Júlio Ascensão Silva: “Temos muitos jovens que trabalham e que não estão nos sindicatos porque têm medo”

3/06/2016 07:27 - Modificado em 3/06/2016 07:27

julio ascenção silvaDe acordo com o Secretário-geral da UNTC-CS, os jovens são os mais afectados em matéria de desemprego no País. Não é segredo para ninguém, mas tendo em conta a questão da precariedade no mercado de trabalho, “os trabalhadores com contrato a prazo e sem contrato aqui no País são mais de 70%, mas se formos aos jovens, essa percentagem sobe para mais de 80%, ou seja, os jovens são os mais afectados em matéria de precariedade laboral no País”, avança Júlio Ascensão Silva.

Para este sindicalista, há muitos jovens que trabalham e que não estão nos sindicatos, e isso porque têm medo. “Estão vinculados através de um contrato a prazo que é precário e, portanto, têm medo de se sindicalizarem, de participarem nas lutas que os sindicatos promovem e têm medo de reivindicarem os seus direitos para não serem despedidos”.

Mas acredita que é possível mudar este cenário e, para que isso aconteça, é preciso que ambos os lados estejam organizados, já que o futuro desta organização depende deles.

Acredita ainda que as promessas do novo Governo são uma boa ideia, entre as quais a redução do desemprego jovem em 50 por cento nesta legislatura, a criação de nove mil novos empregos por ano e um programa de estágios profissionais remunerados pelo que, não só a Administração Pública como o sector privado poderão contribuir para minimizar a problemática do desemprego no País.

Júlio Ascensão Silva diz ainda que a questão da isenção das empresas do pagamento à Segurança Social como contrapartida ao emprego de jovens deve ser ponderada tendo em conta a questão da sustentabilidade da Segurança Social aqui no País. “Portanto, perante todas essas promessas, esses compromissos é bom de facto que o Governo os cumpra e, para isso, os jovens têm um papel fundamental”.

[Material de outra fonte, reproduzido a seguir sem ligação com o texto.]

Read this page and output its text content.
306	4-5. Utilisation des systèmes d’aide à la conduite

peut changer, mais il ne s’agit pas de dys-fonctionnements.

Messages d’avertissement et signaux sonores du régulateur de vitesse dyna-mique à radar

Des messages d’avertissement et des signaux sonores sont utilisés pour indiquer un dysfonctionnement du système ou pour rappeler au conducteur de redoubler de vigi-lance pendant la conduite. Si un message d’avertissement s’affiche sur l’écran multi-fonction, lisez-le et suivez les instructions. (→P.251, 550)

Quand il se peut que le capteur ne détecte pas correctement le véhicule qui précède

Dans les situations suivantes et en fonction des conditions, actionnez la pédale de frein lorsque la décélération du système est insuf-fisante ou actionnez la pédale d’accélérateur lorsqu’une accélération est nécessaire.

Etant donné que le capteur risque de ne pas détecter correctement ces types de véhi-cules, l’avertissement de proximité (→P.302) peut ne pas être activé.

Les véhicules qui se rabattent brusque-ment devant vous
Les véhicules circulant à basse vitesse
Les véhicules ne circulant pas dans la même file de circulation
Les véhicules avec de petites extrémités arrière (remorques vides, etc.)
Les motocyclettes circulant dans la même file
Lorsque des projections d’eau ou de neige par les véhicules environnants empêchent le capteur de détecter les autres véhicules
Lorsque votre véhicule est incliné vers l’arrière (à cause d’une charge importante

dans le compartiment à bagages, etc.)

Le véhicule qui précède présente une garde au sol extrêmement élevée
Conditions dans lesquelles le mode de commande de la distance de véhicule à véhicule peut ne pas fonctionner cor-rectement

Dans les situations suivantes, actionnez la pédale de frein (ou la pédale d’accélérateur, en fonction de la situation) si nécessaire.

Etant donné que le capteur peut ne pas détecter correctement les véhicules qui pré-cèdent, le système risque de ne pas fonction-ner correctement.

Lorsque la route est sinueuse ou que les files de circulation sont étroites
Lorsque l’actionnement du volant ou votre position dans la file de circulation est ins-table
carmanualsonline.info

“Se o Governo está a dizer que vai resolver o problema da precariedade e, ao mesmo tempo, fala de flexibilidade do código laboral, a UNTC-CS diz que esta é uma questão que o Governo deve esclarecer e fazer saber sobre que moldes esta flexibilidade irá ser feita.

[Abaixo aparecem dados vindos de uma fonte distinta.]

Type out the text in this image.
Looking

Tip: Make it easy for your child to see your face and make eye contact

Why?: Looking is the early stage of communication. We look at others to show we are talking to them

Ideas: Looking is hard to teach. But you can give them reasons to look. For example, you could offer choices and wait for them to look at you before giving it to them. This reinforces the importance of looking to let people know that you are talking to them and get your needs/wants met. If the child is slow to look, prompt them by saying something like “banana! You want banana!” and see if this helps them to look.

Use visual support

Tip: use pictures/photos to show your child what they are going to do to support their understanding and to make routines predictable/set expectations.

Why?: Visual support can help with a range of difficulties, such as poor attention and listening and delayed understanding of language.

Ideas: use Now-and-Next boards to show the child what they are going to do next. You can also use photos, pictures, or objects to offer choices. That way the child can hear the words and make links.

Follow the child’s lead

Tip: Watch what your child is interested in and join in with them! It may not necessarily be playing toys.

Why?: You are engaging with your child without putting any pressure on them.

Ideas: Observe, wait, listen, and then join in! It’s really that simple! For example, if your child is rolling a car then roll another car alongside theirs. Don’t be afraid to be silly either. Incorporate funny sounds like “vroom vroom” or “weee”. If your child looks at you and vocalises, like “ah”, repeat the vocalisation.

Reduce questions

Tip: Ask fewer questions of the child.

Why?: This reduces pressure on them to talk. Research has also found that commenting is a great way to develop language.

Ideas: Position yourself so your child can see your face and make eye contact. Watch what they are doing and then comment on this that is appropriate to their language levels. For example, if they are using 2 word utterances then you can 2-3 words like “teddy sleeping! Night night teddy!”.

  1. Se o governo esta a dizer que vai ressolver o problema de flexibilidade do codigo laboreal a pretexto de flexibilizar o mercado de trabalho , realmente deve esclarecer que tipo de flexibilidade ira ser,para nao cair nos mesmos erros dos anos 90, em que alterou o codigo laboreal a pretexto de flexibilizar o mercado de trabalho para atrair mais investimentos e nunca chegaram . O que houve foi privatizacao de empresas que ja eram do Estado de Cabo Verde, e que foram entregues nas maos de capital estrangeiro.

  2. Eduardo Oliveira

    Não me admiro nada isso dos jovens terem medo dos sindicatos. Com eles e com os partidos politicos é de fugir a ste pés. Sei do que digo. Nem uns nem outros defendem o interese geral mas a conveniência, o que é devereas assustador.